For occasion, contracts of performers usually give producers full rights to the efficiency in perpetuity, with the artists having no say on how it’s used. The implications of this clause weren’t as sinister in the pre-Sora period (the picture or text-to-video era instrument) as they’re in the present day — the place an actor’s likeness can be utilized to generate whole on-screen performances they neither consent to, nor obtain compensation for. “This is a tumultuous period of litigation and policymaking globally and there are still no clear answers about whether training AI on copyrighted material counts as infringement. I hope ongoing lawsuits will bring clarity,” says Upadhyay.

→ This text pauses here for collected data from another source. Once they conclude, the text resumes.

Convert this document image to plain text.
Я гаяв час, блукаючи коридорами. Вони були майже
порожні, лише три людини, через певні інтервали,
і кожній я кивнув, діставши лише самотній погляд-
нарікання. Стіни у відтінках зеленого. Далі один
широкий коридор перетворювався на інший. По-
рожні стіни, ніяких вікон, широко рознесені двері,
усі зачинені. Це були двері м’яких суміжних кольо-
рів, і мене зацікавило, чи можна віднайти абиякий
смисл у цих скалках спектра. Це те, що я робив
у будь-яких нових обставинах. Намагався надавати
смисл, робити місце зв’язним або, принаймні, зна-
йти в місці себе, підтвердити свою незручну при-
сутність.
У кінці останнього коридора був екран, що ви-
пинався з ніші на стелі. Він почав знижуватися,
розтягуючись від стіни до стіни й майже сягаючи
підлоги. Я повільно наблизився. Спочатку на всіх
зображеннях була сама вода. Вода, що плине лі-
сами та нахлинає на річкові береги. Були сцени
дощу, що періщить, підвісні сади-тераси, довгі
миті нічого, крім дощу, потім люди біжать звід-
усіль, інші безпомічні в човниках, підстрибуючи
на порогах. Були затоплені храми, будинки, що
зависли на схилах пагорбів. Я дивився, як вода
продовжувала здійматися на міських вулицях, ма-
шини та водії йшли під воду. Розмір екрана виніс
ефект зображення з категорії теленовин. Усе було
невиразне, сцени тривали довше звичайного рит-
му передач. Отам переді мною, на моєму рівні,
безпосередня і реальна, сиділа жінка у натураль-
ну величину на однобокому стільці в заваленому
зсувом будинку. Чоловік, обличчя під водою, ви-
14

The United States Copyright Office has shared detailed tips that may assist organisations, authorized professionals and policymakers navigate the GenAI panorama. This might be a chance to rethink IP infrastructure. There’s rising curiosity in utilizing blockchain to trace who created what — and paradoxically, information science researchers have urged that AI itself might develop into a key instrument for shielding creative rights throughout totally different media.
The freelance author and playwright is predicated in Mumbai.